Appréciant ces constats, le Sen de l’Apr dit craindre une «mise en péril d’un socle majeur de notre République, la Justice». Puisque, indiquent les apéristes, «ces propos préoccupants et la démarche qui l’accompagne ne manqueront pas d’inquiéter les démocrates et républicains du pays qui avaient pensé que ces pratiques d’un autre âge étaient définitivement jetées par-dessus bord».
Le Sen de l’Apr s’étonne «de voir procéder à des enquêtes pour nommer aux fonctions dans un corps dont les dossiers des membres sont tenus à la Direction des services judiciaires (Dsj)». «Au surplus, un rapport circonstancié est produit sur chaque proposition faite lors de la réunion solennelle par un membre du Csm», fait remarquer la déclaration du Sen de l’Apr. D’où cette interrogation : «Donc, sur quoi enquêter si ce n’est pour choisir des magistrats dévoués et installer une justice politique au Sénégal ?»
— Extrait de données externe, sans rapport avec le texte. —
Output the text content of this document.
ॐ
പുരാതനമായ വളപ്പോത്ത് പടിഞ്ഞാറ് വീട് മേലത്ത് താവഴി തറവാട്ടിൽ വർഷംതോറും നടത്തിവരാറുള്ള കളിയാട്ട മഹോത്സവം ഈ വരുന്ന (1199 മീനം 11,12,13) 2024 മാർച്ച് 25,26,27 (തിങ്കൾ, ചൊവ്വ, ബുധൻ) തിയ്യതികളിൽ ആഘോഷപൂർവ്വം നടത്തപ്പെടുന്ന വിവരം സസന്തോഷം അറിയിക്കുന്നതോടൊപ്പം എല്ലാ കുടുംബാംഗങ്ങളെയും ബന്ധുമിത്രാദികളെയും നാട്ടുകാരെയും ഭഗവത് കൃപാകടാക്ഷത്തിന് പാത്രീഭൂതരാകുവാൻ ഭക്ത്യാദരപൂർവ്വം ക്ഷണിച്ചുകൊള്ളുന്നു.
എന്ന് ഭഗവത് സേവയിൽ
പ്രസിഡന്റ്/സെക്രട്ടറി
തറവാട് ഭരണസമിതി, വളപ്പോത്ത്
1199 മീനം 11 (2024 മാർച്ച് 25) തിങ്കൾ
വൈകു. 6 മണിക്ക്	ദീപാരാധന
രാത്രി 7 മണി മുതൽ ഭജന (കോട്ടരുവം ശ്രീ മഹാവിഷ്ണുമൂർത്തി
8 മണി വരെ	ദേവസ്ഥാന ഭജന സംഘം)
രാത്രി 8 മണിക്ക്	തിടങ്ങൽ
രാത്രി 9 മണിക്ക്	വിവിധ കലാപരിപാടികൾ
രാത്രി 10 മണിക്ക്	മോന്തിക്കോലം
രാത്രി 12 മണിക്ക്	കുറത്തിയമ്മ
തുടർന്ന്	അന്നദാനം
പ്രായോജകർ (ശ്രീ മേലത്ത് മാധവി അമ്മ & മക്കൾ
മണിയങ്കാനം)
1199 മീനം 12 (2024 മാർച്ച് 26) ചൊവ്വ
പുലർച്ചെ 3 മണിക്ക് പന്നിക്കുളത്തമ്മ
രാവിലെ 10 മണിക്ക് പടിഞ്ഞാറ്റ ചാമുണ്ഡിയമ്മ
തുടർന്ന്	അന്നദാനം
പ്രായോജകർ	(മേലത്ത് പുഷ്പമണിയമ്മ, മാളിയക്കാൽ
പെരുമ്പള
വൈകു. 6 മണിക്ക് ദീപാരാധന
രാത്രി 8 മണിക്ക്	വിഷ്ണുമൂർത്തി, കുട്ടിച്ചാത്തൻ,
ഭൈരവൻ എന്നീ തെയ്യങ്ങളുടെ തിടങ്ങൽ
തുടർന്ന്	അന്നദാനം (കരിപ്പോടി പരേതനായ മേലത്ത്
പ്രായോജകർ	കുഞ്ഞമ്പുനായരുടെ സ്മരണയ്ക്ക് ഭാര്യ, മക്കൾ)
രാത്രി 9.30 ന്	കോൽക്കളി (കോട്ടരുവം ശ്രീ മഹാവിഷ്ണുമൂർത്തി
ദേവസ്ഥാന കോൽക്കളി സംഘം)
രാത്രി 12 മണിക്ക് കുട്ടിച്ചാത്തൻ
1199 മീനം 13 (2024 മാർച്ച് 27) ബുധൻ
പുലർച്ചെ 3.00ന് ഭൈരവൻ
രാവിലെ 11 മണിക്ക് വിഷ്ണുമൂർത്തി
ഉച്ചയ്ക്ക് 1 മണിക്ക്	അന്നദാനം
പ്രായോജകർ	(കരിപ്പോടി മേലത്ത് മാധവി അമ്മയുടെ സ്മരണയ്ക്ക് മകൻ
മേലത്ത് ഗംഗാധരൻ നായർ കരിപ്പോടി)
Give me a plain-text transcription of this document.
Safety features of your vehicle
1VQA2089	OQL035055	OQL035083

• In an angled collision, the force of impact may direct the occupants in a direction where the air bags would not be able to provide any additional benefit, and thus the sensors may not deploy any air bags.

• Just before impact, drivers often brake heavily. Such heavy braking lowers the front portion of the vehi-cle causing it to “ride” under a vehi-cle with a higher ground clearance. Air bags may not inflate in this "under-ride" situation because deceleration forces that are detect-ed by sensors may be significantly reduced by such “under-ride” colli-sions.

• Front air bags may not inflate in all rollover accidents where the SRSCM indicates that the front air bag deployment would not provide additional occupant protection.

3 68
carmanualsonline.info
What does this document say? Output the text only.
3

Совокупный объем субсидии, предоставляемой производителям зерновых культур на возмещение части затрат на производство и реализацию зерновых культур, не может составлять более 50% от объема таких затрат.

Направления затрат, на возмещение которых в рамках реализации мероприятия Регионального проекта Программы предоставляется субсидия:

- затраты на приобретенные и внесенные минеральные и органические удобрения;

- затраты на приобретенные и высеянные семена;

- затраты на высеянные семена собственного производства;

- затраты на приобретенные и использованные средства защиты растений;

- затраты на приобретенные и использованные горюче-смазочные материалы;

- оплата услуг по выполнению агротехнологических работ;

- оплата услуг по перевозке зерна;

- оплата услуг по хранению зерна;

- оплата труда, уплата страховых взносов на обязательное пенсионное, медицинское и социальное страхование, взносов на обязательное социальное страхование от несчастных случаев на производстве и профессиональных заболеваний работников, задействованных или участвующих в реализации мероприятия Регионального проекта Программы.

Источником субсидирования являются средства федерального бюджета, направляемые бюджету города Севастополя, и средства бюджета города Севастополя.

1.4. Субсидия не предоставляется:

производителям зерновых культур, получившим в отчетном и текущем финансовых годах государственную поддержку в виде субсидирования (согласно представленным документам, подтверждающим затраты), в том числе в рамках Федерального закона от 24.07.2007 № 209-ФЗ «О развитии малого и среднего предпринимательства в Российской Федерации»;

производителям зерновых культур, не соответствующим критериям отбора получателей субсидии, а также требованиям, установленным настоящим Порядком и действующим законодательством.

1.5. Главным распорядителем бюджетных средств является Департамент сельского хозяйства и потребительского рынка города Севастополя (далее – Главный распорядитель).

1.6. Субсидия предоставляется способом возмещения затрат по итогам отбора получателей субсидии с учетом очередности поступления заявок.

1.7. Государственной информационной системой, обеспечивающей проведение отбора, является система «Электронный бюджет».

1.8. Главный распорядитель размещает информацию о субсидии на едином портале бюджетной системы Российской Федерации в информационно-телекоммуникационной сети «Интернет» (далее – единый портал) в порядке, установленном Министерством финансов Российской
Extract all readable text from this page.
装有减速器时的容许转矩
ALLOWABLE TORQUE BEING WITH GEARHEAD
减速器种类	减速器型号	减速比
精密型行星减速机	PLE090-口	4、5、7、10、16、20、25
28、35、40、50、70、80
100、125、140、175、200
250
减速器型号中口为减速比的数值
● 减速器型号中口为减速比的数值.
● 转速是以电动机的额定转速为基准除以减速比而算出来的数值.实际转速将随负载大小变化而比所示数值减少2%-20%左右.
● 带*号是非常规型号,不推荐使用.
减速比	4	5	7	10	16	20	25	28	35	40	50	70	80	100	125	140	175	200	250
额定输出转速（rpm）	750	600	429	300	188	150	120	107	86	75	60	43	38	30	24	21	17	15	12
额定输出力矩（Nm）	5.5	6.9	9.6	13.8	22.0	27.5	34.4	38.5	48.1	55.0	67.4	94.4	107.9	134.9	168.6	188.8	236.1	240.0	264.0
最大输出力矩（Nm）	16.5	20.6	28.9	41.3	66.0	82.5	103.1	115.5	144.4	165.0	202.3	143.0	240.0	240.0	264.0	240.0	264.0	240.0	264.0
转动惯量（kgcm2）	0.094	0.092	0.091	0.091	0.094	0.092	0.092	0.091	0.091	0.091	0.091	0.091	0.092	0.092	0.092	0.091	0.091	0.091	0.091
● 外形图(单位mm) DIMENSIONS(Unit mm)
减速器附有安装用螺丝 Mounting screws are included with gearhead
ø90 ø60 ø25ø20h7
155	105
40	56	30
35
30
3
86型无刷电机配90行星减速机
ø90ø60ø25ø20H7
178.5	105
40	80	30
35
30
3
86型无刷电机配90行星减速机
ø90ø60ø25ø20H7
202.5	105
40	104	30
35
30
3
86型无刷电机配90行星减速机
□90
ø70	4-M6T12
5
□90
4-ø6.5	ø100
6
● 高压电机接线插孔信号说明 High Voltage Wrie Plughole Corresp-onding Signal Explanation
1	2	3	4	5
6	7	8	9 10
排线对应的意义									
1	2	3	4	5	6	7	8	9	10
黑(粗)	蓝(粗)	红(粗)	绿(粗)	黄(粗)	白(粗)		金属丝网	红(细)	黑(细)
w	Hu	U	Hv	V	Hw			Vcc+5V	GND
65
«En vérité, pour déclencher le règlement de comptes, des audits sont lancés tous azimuts. Comme les rapports de la Cour des comptes se concluant par l’ouverture d’informations judiciaires sont rares (rapport sur le Covid), les tenants du pouvoir ont décidé de commanditer des rapports express de l’Inspection générale d’Etat (Ige) et des rapports d’inspection interne de certaines administrations pour incriminer des ministres et Dg sortants. Or, une reddition des comptes objective et équitable doit se fonder exclusivement sur des rapports des corps de contrôle, mais non sur des audits orientés pour traquer des opposants», soulignent les responsables de l’Apr. Ces derniers convoquent les actes posés par l’ancien Président Macky Sall pour la transparence, avec la mise en place du Code de transparence budgétaire, de l’Ofnac et du Pool judiciaire et financier, et le renforcement des moyens juridiques et logistiques de la Cour des comptes. L’Apr fait aussi état d’«une justice vengeresse des vainqueurs et la neutralisation des adversaires». «La Justice sous Sonko et Diomaye est en train de devenir une justice vengeresse des vainqueurs avec le déclenchement, dans les jours et semaines à venir, d’une vaste entreprise de règlement de comptes sur fond de soi-disant reddition des comptes et d’autoblanchiment par l’effacement de condamnations prononcées par les juridictions», indique la déclaration du Sen de l’Apr.
Le document du Sen de l’Apr fait remarquer que «(…) faute de répondre à la demande sociale des Sénégalais et de donner satisfaction à des millions de jeunes désespérés qui risquent leur vie en prenant la mer, les gouvernants ont choisi la chasse aux sorcières pour espérer gagner les prochaines élections législatives et continuer leur gouvernance calamiteuse pour le pays».